Deacon of Hospitality
Who I am:
I married my best friend in college, and every day I learn more about how much God loves me through her. We are in the 'adult kid' stage of life, and while our nest is not totally empty yet, we are rocking our fifties together and enjoying this season of life. We love walking and going to the gym together and we like to support local restaurants and try new places. I've worked for Hobby Lobby for 32 years, where I get to be creative, but also get to explore the spreadsheet side of my brain.
What I do:
I was moved to sign up to be a greeter after Steve Logan and Justin Meyer shared their testimonies about serving one day. I figured, "okay, greeter will be easy", so that is what I picked. I didn't know that God would open my eyes and show me the hurts that so many are carrying. I was even more aware of it because I had been in the same place before I got freedom.
You come to church because you are supposed to. You try to get in and get out as fast as you can. No eye contact. Avoid talking. Steer WAY clear of the pastors, as surely they can see the junk you have weighing you down. Just get to the seat as fast as you can. I know this person because I was this person. The weight you carry only digs the rut deeper, and in quoting a pastor friend, "A rut is nothing but a grave with the ends kicked out." A smile disrupts the enemy's pattern of ruts. Kindness interrupts the cycle of ruts. Infectious Joy stops the enemy in his tracks.

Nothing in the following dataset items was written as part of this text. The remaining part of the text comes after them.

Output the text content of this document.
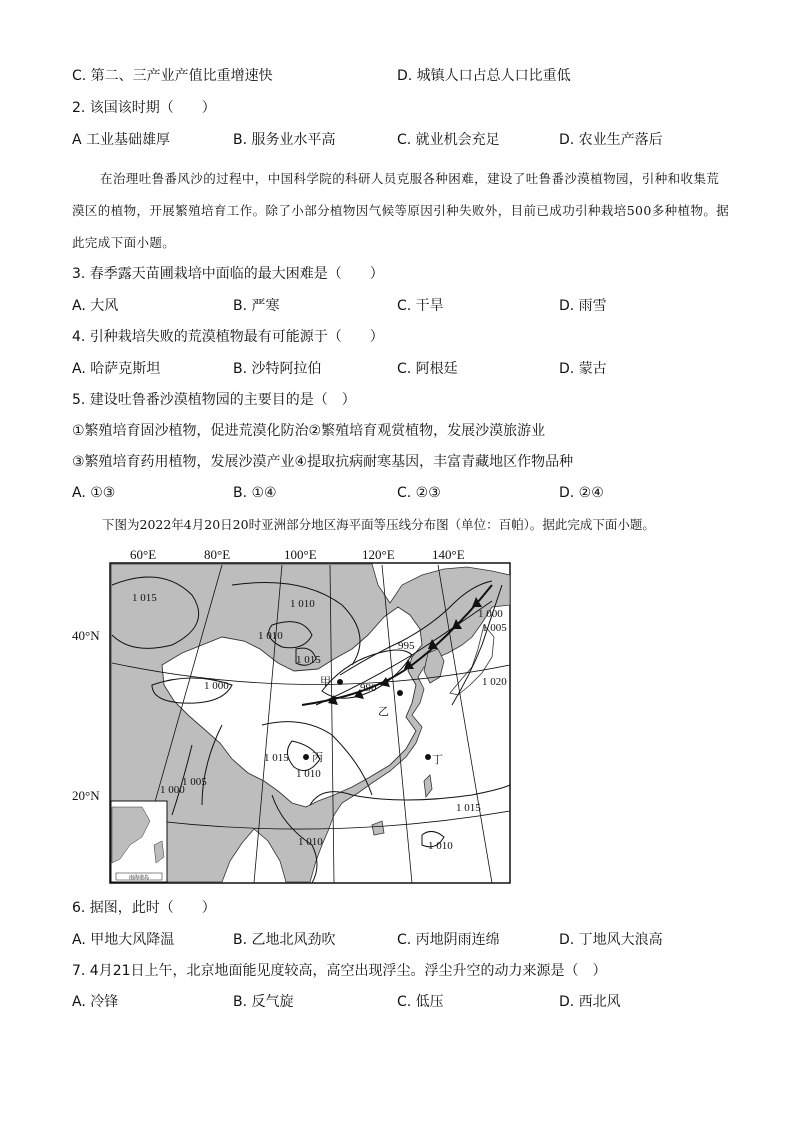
C. 第二、三产业产值比重增速快	D. 城镇人口占总人口比重低
2. 该国该时期（　　）
A 工业基础雄厚	B. 服务业水平高	C. 就业机会充足	D. 农业生产落后
在治理吐鲁番风沙的过程中，中国科学院的科研人员克服各种困难，建设了吐鲁番沙漠植物园，引种和收集荒漠区的植物，开展繁殖培育工作。除了小部分植物因气候等原因引种失败外，目前已成功引种栽培500多种植物。据此完成下面小题。
3. 春季露天苗圃栽培中面临的最大困难是（　　）
A. 大风	B. 严寒	C. 干旱	D. 雨雪
4. 引种栽培失败的荒漠植物最有可能源于（　　）
A. 哈萨克斯坦	B. 沙特阿拉伯	C. 阿根廷	D. 蒙古
5. 建设吐鲁番沙漠植物园的主要目的是（　）
①繁殖培育固沙植物，促进荒漠化防治②繁殖培育观赏植物，发展沙漠旅游业
③繁殖培育药用植物，发展沙漠产业④提取抗病耐寒基因，丰富青藏地区作物品种
A. ①③	B. ①④	C. ②③	D. ②④
下图为2022年4月20日20时亚洲部分地区海平面等压线分布图（单位：百帕）。据此完成下面小题。
60°E	80°E	100°E	120°E	140°E
40°N
20°N
1 015	1 010
1 010
1 015
1 000	990
995
1 000
1 005
1 020
1 015
1 010
1 005
1 000
1 015
1 010
1 010
甲
乙
丙	丁
南海诸岛
6. 据图，此时（　　）
A. 甲地大风降温	B. 乙地北风劲吹	C. 丙地阴雨连绵	D. 丁地风大浪高
7. 4月21日上午，北京地面能见度较高，高空出现浮尘。浮尘升空的动力来源是（　）
A. 冷锋	B. 反气旋	C. 低压	D. 西北风
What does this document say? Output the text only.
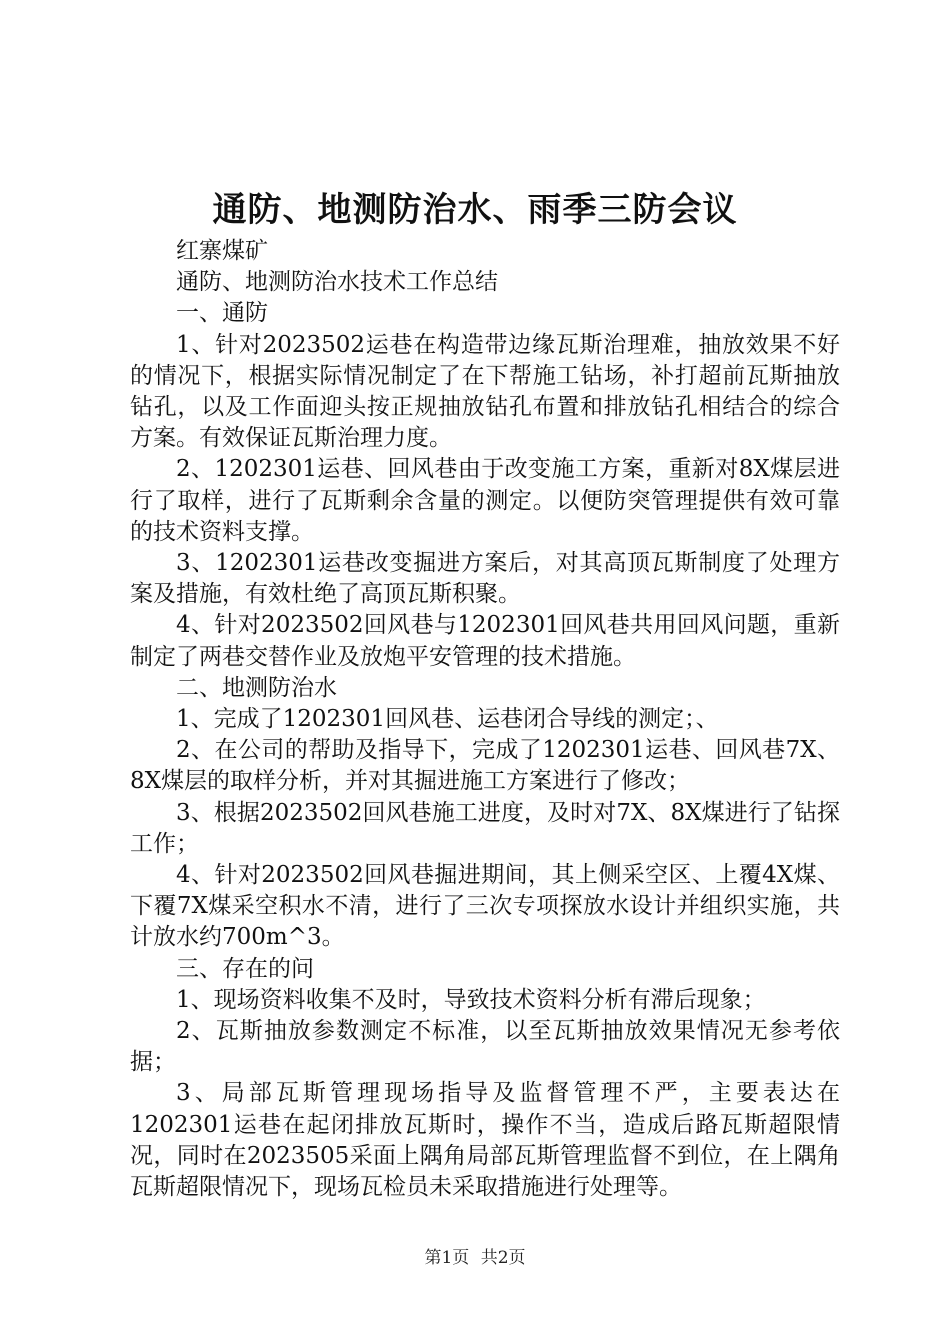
通防、地测防治水、雨季三防会议

红寨煤矿

通防、地测防治水技术工作总结

一、通防

1、针对2023502运巷在构造带边缘瓦斯治理难，抽放效果不好的情况下，根据实际情况制定了在下帮施工钻场，补打超前瓦斯抽放钻孔，以及工作面迎头按正规抽放钻孔布置和排放钻孔相结合的综合方案。有效保证瓦斯治理力度。

2、1202301运巷、回风巷由于改变施工方案，重新对8X煤层进行了取样，进行了瓦斯剩余含量的测定。以便防突管理提供有效可靠的技术资料支撑。

3、1202301运巷改变掘进方案后，对其高顶瓦斯制度了处理方案及措施，有效杜绝了高顶瓦斯积聚。

4、针对2023502回风巷与1202301回风巷共用回风问题，重新制定了两巷交替作业及放炮平安管理的技术措施。

二、地测防治水

1、完成了1202301回风巷、运巷闭合导线的测定；、

2、在公司的帮助及指导下，完成了1202301运巷、回风巷7X、8X煤层的取样分析，并对其掘进施工方案进行了修改；

3、根据2023502回风巷施工进度，及时对7X、8X煤进行了钻探工作；

4、针对2023502回风巷掘进期间，其上侧采空区、上覆4X煤、下覆7X煤采空积水不清，进行了三次专项探放水设计并组织实施，共计放水约700m^3。

三、存在的问

1、现场资料收集不及时，导致技术资料分析有滞后现象；

2、瓦斯抽放参数测定不标准，以至瓦斯抽放效果情况无参考依据；

3、局部瓦斯管理现场指导及监督管理不严，主要表达在1202301运巷在起闭排放瓦斯时，操作不当，造成后路瓦斯超限情况，同时在2023505采面上隅角局部瓦斯管理监督不到位，在上隅角瓦斯超限情况下，现场瓦检员未采取措施进行处理等。

第1页 共2页
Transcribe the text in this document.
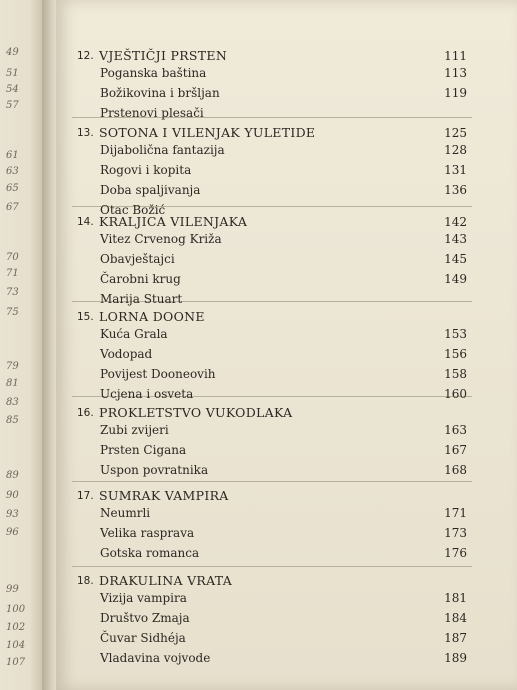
49
51
54
57
61
63
65
67
70
71
73
75
79
81
83
85
89
90
93
96
99
100
102
104
107
12. VJEŠTIČJI PRSTEN	111
Poganska baština	113
Božikovina i bršljan	119
Prstenovi plesači
13. SOTONA I VILENJAK YULETIDE	125
Dijabolična fantazija	128
Rogovi i kopita	131
Doba spaljivanja	136
Otac Božić
14. KRALJICA VILENJAKA	142
Vitez Crvenog Križa	143
Obavještajci	145
Čarobni krug	149
Marija Stuart
15. LORNA DOONE
Kuća Grala	153
Vodopad	156
Povijest Dooneovih	158
Ucjena i osveta	160
16. PROKLETSTVO VUKODLAKA
Zubi zvijeri	163
Prsten Cigana	167
Uspon povratnika	168
17. SUMRAK VAMPIRA
Neumrli	171
Velika rasprava	173
Gotska romanca	176
18. DRAKULINA VRATA
Vizija vampira	181
Društvo Zmaja	184
Čuvar Sidhéja	187
Vladavina vojvode	189
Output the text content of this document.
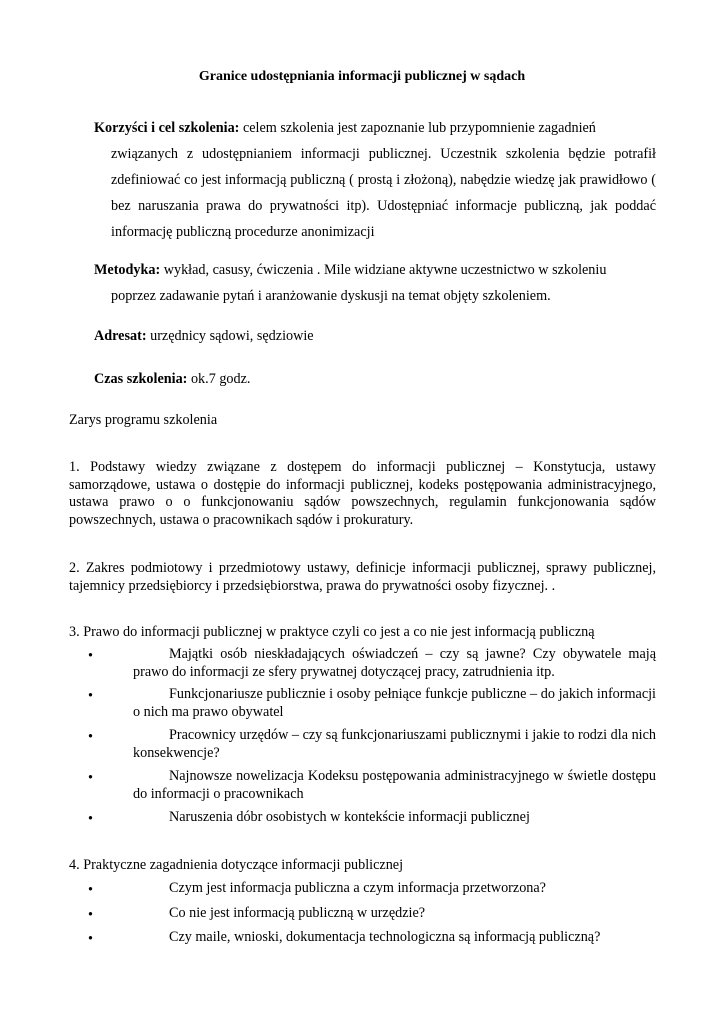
Granice udostępniania informacji publicznej w sądach
Korzyści i cel szkolenia: celem szkolenia jest zapoznanie lub przypomnienie zagadnień
związanych z udostępnianiem informacji publicznej. Uczestnik szkolenia będzie potrafił zdefiniować co jest informacją publiczną ( prostą i złożoną), nabędzie wiedzę jak prawidłowo ( bez naruszania prawa do prywatności itp). Udostępniać informacje publiczną, jak poddać informację publiczną procedurze anonimizacji
Metodyka: wykład, casusy, ćwiczenia . Mile widziane aktywne uczestnictwo w szkoleniu
poprzez zadawanie pytań i aranżowanie dyskusji na temat objęty szkoleniem.
Adresat: urzędnicy sądowi, sędziowie
Czas szkolenia: ok.7 godz.
Zarys programu szkolenia
1. Podstawy wiedzy związane z dostępem do informacji publicznej – Konstytucja, ustawy samorządowe, ustawa o dostępie do informacji publicznej, kodeks postępowania administracyjnego, ustawa prawo o o funkcjonowaniu sądów powszechnych, regulamin funkcjonowania sądów powszechnych, ustawa o pracownikach sądów i prokuratury.
2. Zakres podmiotowy i przedmiotowy ustawy, definicje informacji publicznej, sprawy publicznej, tajemnicy przedsiębiorcy i przedsiębiorstwa, prawa do prywatności osoby fizycznej. .
3. Prawo do informacji publicznej w praktyce czyli co jest a co nie jest informacją publiczną
•	Majątki osób nieskładających oświadczeń – czy są jawne? Czy obywatele mają prawo do informacji ze sfery prywatnej dotyczącej pracy, zatrudnienia itp.
•	Funkcjonariusze publicznie i osoby pełniące funkcje publiczne – do jakich informacji o nich ma prawo obywatel
•	Pracownicy urzędów – czy są funkcjonariuszami publicznymi i jakie to rodzi dla nich konsekwencje?
•	Najnowsze nowelizacja Kodeksu postępowania administracyjnego w świetle dostępu do informacji o pracownikach
•	Naruszenia dóbr osobistych w kontekście informacji publicznej
4. Praktyczne zagadnienia dotyczące informacji publicznej
•	Czym jest informacja publiczna a czym informacja przetworzona?
•	Co nie jest informacją publiczną w urzędzie?
•	Czy maile, wnioski, dokumentacja technologiczna są informacją publiczną?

Serving on the hospitality team is not just about saying good morning. It is spiritual warfare with an enemy that wants us to remain unseen and unheard, and feel undeserving. We never know when a kind word or a smile will be just the thing a person needs that day.
What God did:
I used to never lift my hands in worship. I would try, but I would feel so fake and forced, and thought surely people were looking at me and thinking I'm a nut or doing it wrong. Then I took the Thursday night Inner Healing and Freedom classes and saw some of the unforgiveness and ungodly lies that I was carrying. I went further, did the Inner Healing and Deliverance sessions, and was able to shed layers of junk that were weighing me down. I've not fully arrived yet. It is still a process. But the lightness of the Holy Spirit is intoxicating, and now it feels wrong not to lift my hands in praise!